Write a simple wrapper around the program, capturing its output. It is not complex to do as many languages (Java, C++, Python, .NET, for instance) have means for this. Parse the output and generate another, in the desired form. The user will call your new program. The old executable will stay next to it, or even can be automatically extracted from resource, before invoking it.

This solution of course works well enough only when output is well structured so easy to parse.
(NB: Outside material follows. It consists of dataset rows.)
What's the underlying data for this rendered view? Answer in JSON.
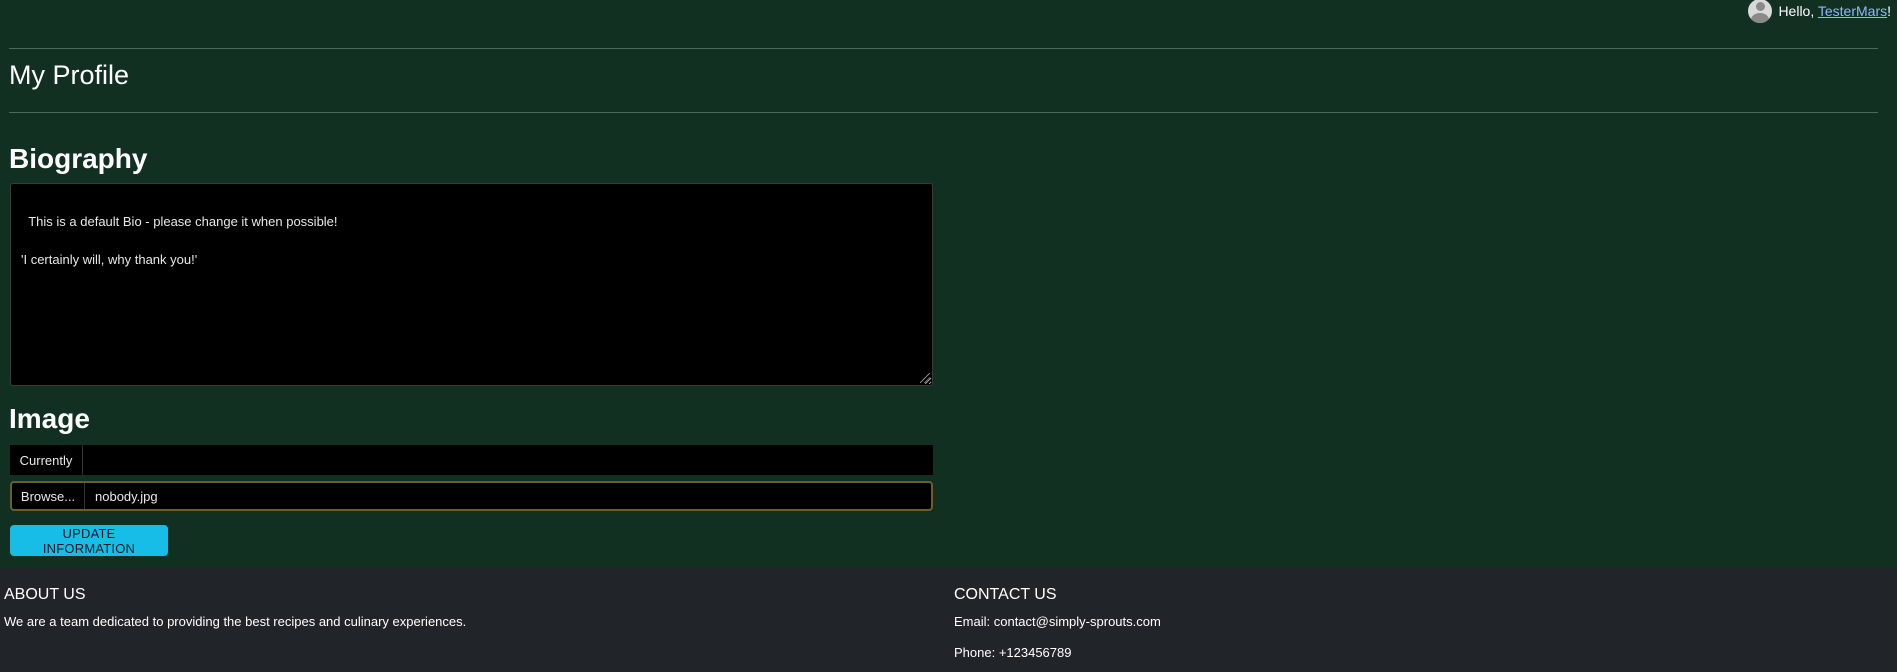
{
  "user": {
    "greeting": "Hello, ",
    "username": "TesterMars",
    "suffix": "!"
  },
  "page": {
    "title": "My Profile"
  },
  "biography": {
    "heading": "Biography",
    "text": "This is a default Bio - please change it when possible!\n\n'I certainly will, why thank you!'"
  },
  "image": {
    "heading": "Image",
    "currently_label": "Currently",
    "currently_value": "",
    "browse_label": "Browse...",
    "file_name": "nobody.jpg"
  },
  "actions": {
    "update_label": "UPDATE INFORMATION"
  },
  "footer": {
    "about_heading": "ABOUT US",
    "about_text": "We are a team dedicated to providing the best recipes and culinary experiences.",
    "contact_heading": "CONTACT US",
    "email": "Email: contact@simply-sprouts.com",
    "phone": "Phone: +123456789"
  },
  "colors": {
    "page_bg": "#123021",
    "footer_bg": "#212529",
    "button_bg": "#17bde6",
    "link": "#8fb6ff"
  },
  "icons": {
    "avatar": "user-avatar-icon"
  }
}
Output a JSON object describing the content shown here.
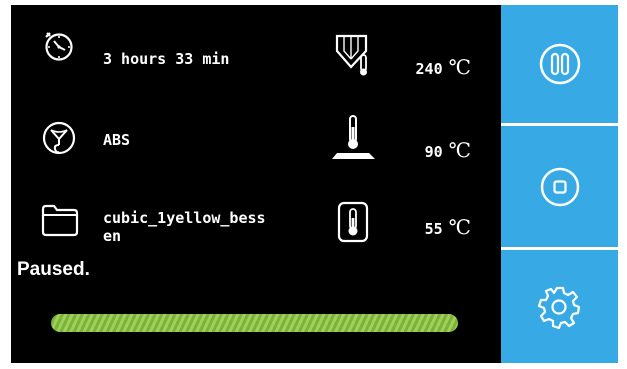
{
  "print": {
    "time_remaining": "3 hours 33 min",
    "material": "ABS",
    "file_name": "cubic_1yellow_bess\nen",
    "status": "Paused.",
    "progress": 1.0
  },
  "temperatures": {
    "nozzle": {
      "value": "240",
      "unit": "℃"
    },
    "bed": {
      "value": "90",
      "unit": "℃"
    },
    "chamber": {
      "value": "55",
      "unit": "℃"
    }
  },
  "icons": {
    "time": "stopwatch-icon",
    "material": "filament-spool-icon",
    "file": "folder-icon",
    "nozzle": "nozzle-temperature-icon",
    "bed": "heated-bed-icon",
    "chamber": "chamber-thermometer-icon",
    "pause": "pause-icon",
    "stop": "stop-icon",
    "settings": "gear-icon"
  },
  "colors": {
    "screen_bg": "#000000",
    "sidebar": "#37aae6",
    "progress": "#9fd05a",
    "text": "#ffffff"
  }
}
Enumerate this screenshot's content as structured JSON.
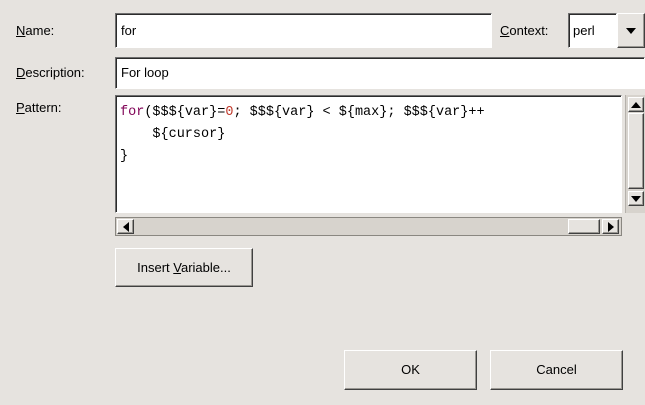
{
  "name": {
    "label_mnemonic": "N",
    "label_rest": "ame:",
    "value": "for"
  },
  "context": {
    "label_mnemonic": "C",
    "label_rest": "ontext:",
    "selected": "perl"
  },
  "description": {
    "label_mnemonic": "D",
    "label_rest": "escription:",
    "value": "For loop"
  },
  "pattern": {
    "label_mnemonic": "P",
    "label_rest": "attern:",
    "line1": {
      "keyword": "for",
      "a": "($$${var}=",
      "zero": "0",
      "b": "; $$${var} < ${max}; $$${var}++"
    },
    "line2": "    ${cursor}",
    "line3": "}"
  },
  "insert_variable": {
    "pre": "Insert ",
    "mnemonic": "V",
    "post": "ariable..."
  },
  "ok_label": "OK",
  "cancel_label": "Cancel",
  "colors": {
    "background": "#e6e3df",
    "keyword": "#7f0055",
    "number": "#c0392b"
  }
}
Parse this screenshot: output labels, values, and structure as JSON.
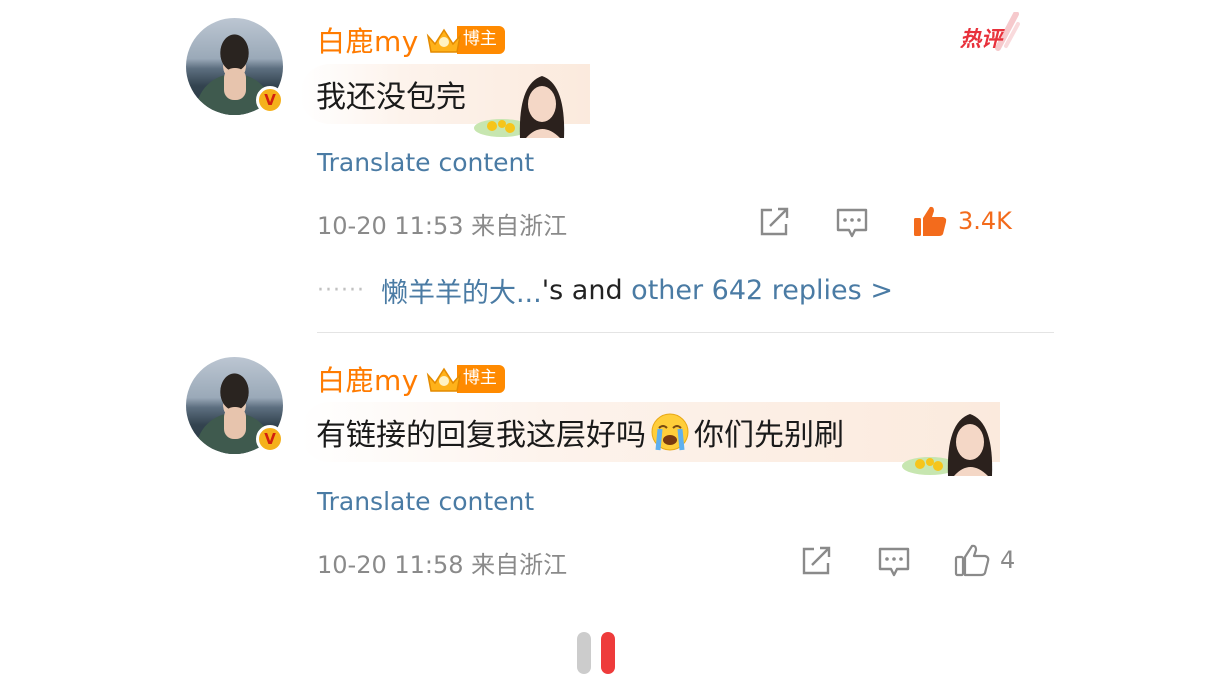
{
  "comments": [
    {
      "username": "白鹿my",
      "role_badge": "博主",
      "verified_mark": "V",
      "content": "我还没包完",
      "translate_label": "Translate content",
      "time": "10-20 11:53 来自浙江",
      "like_count": "3.4K",
      "liked": true,
      "hot_badge": "热评",
      "replies": {
        "dots": "······",
        "first_user": "懒羊羊的大...",
        "middle": "'s and ",
        "other": "other 642 replies >"
      }
    },
    {
      "username": "白鹿my",
      "role_badge": "博主",
      "verified_mark": "V",
      "content_before": "有链接的回复我这层好吗",
      "content_emoji": "crying-face-emoji",
      "content_after": "你们先别刷",
      "translate_label": "Translate content",
      "time": "10-20 11:58 来自浙江",
      "like_count": "4",
      "liked": false
    }
  ],
  "colors": {
    "username": "#ff7b00",
    "link_blue": "#4a7ba4",
    "like_active": "#f36b1c",
    "icon_gray": "#8a8a8a",
    "hot_red": "#e8313b",
    "pager_active": "#ee3b3b",
    "pager_inactive": "#cccccc"
  },
  "icons": [
    "crown-icon",
    "verified-badge-icon",
    "hot-comment-icon",
    "share-icon",
    "comment-icon",
    "like-icon",
    "crying-face-emoji"
  ],
  "pager": {
    "count": 2,
    "active_index": 1
  }
}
That it is a GUI application, is not a blocking problem. You can launch it, generate output, and then automatically post process it when this GUI terminates.

  • 3
    How is this different from Doc Brown's top-voted answer?
    – Laf
    May 30, 2016 at 20:31
  • I disagree with the assumption of Doc's answer being badly written. It's clear and succinct.
    – Mast
    May 31, 2016 at 8:32
  • 2
    If you would look into the text of this answer, you will see that the only informative part makes exactly the end of the last sentence "which calls your legacy "exe", takes the output and processes it further."
    – h22
    May 31, 2016 at 9:54
  • 2
    Not a downvoter, and don't see why this got -3... is Meta at it again? but separately, I would advise against lambasting someone else's answer for "contains lots of brain-diluting blah" when (A) that's a subjective judgement and (B) in my subjective opinion, yours contains just that! May 31, 2016 at 12:06
  • This can also be rewritten as "contains uninformative generic talks that just distract from the topic wasting the readers time", if that way looks more helpful. Provides a hint to the right approach on the second half of the last sentence. This had no intention to be insulting. Comment removed.
    – h22
    May 31, 2016 at 12:23

There are companies that specialise in exactly this kind of problem. They use proprietary code to decompile native code into a high level language, then apply human expertise to make it useful (e.g. giving variables appropriate names).
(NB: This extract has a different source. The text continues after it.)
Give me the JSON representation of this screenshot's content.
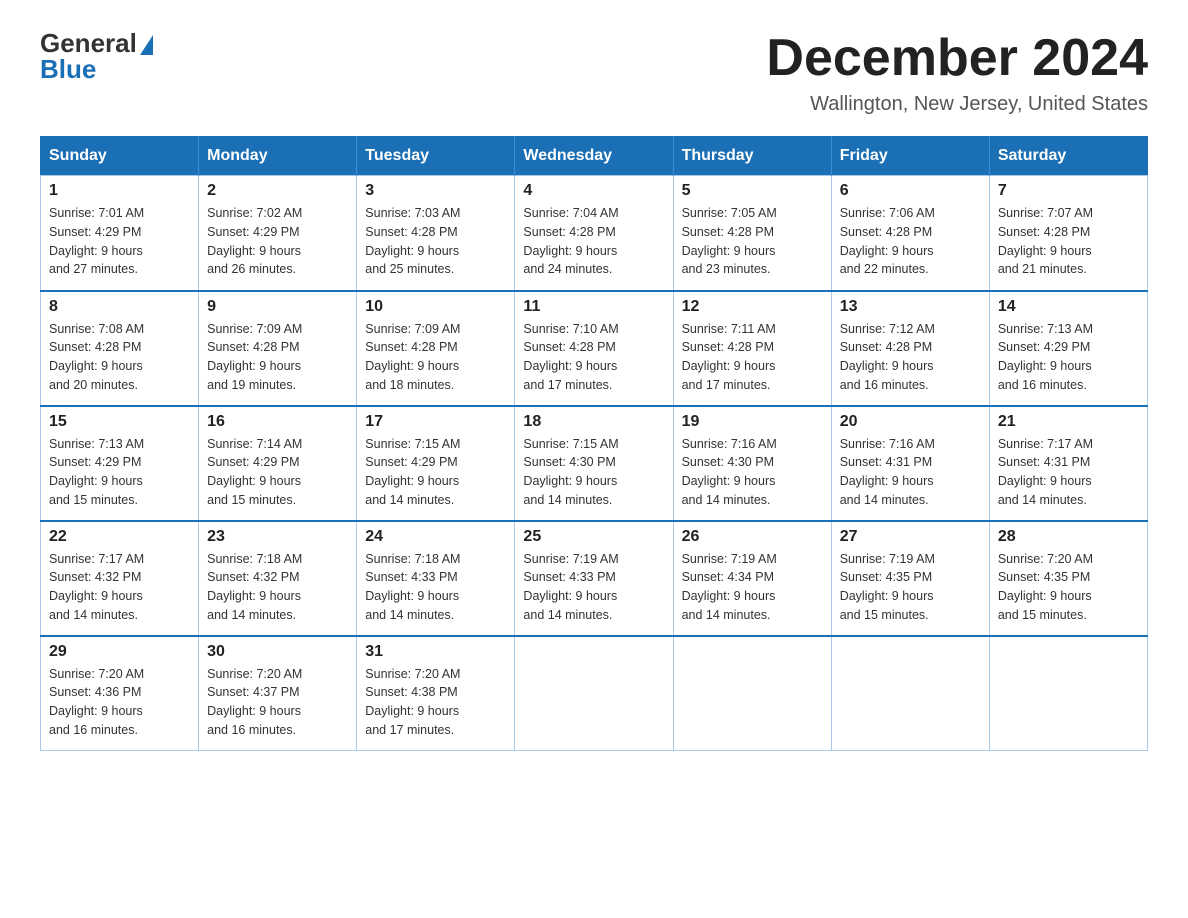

Some years ago my employer used this to migrate some native S/390 mainframe code onto Linux servers. We gave them a binary, they gave us source code in C.

Whether this is necessary in your case, is up to you. If you only care about the format of the output, you can simply massage the output after it's been produced. However as others have pointed out, having business logic hidden in a binary blob could be an ongoing risk.


Write some tests that exercise as many cases as possible on the old code. Find corner cases, test wrong input, and test correct input.

Pin down what is correct output given various cases, and then try to write an implementation that satisfies the same tests.

I wouldn't go down the reverse engineering route. It's incredibly complicated to reverse machine code, and you should already know what the purpose of the exe is. Reverse engineering is a little too much work for what you're after.

If the software was developed by one guy 20 years ago, it's probably not something that takes a lot of modern power. A GUI program that stretched the machine 20 years ago will barely register on a modern machine, so you're probably looking at something that's relatively simple to reproduce.


Try to reverse engineer the exe. Only for the purpose of finding the computation logic or at-least to get a fair hint of what it actually does and if your reverse engineering can get you to that point, you can write new application based on that computation logic. Apart from that, I don't see other wayout.

Easier said than done, reverse engineer an exe created 20 years back is real challenge.

  • 12
    The dating of the exe shouldn't really matter
    – Ángel
    May 27, 2016 at 23:32
  • 1
    In fact, with optimizers getting smarter every year, reverse-engineering only becomes harder.